O segundo e terceiro ato, "E Ela Caiu em um Sonho Gótico" e "O Belo Pesadelo Que Conhece o Nome Dela", priorizam números suaves com músicas de ritmo moderado e baladas, em um contraste bem-vindo ao grande alvoroço promovido inicialmente. A partir desse momento, Gaga parece se desprender ainda mais da teatralidade das performances, permitindo se divertir entre os shows e iniciando um engajamento mais direto com o público - mudanças que acrescentaram muito para a qualidade do show já que, no primeiro ato, era notável a falta de conexão entre a cantora e os fãs. Após uma sequência de canções com temas intimistas e performances que colocam a dualidade da fama em perspectiva ("Perfect Celebrity", "Disease" e "Paparazzi"), Gaga se apresenta com vulnerabilidade ao público brasileiro ao ler uma carta de agradecimento, com o auxílio de um tradutor, pelos anos de carinho e pela calorosa recepção recebida durante sua estadia no país. Mesmo nos momentos de silêncio, a artista demonstrava gratidão e ternura no olhar, além de um certo grau de incredulidade com o tamanho de seu impacto no Brasil. Os números seguintes ofereceram uma Gaga cada vez mais confortável e confiante de sua apresentação, exibindo toda a sua desenvoltura no palco em canções como "Alejandro", "Killah" e "Zombieboy".
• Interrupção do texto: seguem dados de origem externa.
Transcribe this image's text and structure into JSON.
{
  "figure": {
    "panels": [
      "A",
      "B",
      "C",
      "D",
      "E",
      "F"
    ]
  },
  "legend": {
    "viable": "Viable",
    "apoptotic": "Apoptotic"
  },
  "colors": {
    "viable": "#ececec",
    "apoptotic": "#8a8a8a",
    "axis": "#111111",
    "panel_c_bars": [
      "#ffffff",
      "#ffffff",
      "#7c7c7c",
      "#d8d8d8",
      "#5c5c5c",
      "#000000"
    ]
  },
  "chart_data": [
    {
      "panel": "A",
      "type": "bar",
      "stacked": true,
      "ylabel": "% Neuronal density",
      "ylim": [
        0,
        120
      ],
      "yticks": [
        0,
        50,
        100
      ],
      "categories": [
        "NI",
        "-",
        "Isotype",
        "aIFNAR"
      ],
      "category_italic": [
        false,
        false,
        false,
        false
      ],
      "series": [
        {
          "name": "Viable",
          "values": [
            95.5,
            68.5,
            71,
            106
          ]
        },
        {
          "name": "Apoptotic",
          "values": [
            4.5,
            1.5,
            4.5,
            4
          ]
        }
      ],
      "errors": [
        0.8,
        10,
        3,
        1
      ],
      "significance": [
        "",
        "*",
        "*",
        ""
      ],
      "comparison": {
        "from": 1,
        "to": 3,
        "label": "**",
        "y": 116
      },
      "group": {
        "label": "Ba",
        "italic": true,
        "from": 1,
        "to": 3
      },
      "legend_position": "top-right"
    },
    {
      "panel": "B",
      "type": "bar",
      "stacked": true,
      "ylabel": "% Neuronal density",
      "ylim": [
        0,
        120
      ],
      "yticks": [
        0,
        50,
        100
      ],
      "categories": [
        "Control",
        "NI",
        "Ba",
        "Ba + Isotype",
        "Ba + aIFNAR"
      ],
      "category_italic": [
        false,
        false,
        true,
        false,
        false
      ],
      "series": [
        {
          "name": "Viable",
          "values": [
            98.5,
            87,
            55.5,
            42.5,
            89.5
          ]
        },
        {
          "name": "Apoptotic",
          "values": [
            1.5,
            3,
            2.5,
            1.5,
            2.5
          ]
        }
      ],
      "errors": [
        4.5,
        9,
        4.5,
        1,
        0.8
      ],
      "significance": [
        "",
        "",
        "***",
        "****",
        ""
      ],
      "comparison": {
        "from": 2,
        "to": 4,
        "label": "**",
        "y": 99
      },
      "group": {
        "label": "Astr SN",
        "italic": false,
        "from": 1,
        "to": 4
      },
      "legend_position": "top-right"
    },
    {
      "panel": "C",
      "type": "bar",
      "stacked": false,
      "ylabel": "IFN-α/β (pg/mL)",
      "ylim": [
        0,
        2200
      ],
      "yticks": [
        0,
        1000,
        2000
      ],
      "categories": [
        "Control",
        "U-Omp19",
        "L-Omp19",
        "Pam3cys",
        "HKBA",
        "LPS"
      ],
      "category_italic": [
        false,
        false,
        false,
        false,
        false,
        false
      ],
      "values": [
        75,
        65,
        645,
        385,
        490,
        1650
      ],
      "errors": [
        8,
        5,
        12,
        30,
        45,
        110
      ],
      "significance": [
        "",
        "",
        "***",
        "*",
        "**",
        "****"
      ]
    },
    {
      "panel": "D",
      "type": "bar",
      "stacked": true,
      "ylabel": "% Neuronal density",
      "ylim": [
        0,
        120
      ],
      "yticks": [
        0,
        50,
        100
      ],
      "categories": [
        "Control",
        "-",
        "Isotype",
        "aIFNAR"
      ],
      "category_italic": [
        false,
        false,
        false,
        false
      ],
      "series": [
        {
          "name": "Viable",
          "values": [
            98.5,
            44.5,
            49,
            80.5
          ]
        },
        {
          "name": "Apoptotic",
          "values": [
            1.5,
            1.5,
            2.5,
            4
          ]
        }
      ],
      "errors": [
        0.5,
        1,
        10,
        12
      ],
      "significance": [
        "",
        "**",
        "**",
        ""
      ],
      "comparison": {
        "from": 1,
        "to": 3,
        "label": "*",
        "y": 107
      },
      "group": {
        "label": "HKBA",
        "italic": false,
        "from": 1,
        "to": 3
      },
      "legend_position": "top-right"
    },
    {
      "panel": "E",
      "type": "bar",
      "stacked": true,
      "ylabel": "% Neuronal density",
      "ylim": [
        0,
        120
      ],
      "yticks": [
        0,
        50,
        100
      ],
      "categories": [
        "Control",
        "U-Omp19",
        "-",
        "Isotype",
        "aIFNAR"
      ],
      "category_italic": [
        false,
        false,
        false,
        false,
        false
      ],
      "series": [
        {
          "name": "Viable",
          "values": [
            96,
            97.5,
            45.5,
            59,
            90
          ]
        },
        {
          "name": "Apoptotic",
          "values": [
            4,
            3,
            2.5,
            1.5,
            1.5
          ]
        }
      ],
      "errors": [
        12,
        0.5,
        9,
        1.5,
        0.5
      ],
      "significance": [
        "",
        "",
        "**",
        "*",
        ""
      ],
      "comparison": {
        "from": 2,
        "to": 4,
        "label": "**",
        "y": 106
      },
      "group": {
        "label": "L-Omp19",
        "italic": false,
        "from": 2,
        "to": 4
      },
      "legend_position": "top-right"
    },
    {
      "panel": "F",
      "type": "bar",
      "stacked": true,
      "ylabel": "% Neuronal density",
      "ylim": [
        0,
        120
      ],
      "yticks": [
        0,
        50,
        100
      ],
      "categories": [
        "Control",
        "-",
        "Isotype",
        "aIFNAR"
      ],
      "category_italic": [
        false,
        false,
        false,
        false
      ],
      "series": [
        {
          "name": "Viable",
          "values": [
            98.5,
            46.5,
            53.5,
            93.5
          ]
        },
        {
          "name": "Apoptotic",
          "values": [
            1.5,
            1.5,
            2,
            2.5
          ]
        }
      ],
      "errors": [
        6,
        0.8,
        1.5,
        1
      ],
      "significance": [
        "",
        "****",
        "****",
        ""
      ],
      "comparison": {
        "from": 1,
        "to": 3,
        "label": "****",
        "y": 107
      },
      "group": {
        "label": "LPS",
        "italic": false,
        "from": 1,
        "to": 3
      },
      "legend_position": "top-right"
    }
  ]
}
Apesar de alguns pontos fracos no fechamento do terceiro ato, com uma apresentação mal aproveitada do hit "Die With a Smile" e escolha equivocada de performar "How Bad Do You Want Me" - canção que destoa das demais e estagna o ritmo do concerto -, os atos finais "Despertá-la Significa Perdê-la" e "Cantiga Eterna do Coração Monstruoso" recuperam a energia do concerto ao amalgamar pontos fortes da persona artística construída por Gaga ao longo de suas quase duas décadas de carreira. Em "Born This Way" e "Vanish Into You", a artista dedica seu amor e admiração à comunidade LGBTQIAPN , que recebe o apoio público de Gaga desde o início de sua trajetória e encontrou um refúgio na autoaceitação celebrada em sua obra. Toda a potencialidade vocal da artista é exibida nas interpretações emocionantes, em voz e piano, de "Blade Of Grass" e "Shallow" - a última sustentada por Gaga com maestria, apesar da ausência da segunda voz de Bradley Cooper. Como encerramento, "Bad Romance" retorna com a apoteose promovida no primeiro ato, junto a figurinos e coreografias que remetem à estética do videoclipe da canção e momentos de sinergia intensa com os dançarinos da turnê e com o público. Por fim, ao som dos fogos de artifício soltados em Copacabana e das palmas e coros dos fãs, Gaga permite que o show acabe naturalmente, contemplando a multidão a sua volta e se despedindo dentro do seu tempo, sem pressa de deixar o palco. O que fica, para quem assistiu, é a sensação de ter presenciado uma artista vivendo mais um auge entre muitos de sua trajetória. Amadurecida e consciente de seus talentos e potencialidades, Lady Gaga cantou com a irreverência de um rockstar e a sensibilidade de um artista que ainda busca a sua melhor versão e se está intimamente ligado à tudo que a sua obra musical envolve, contribuindo para a entrega de mais um show histórico no Rio de Janeiro que superou todas as expectativas.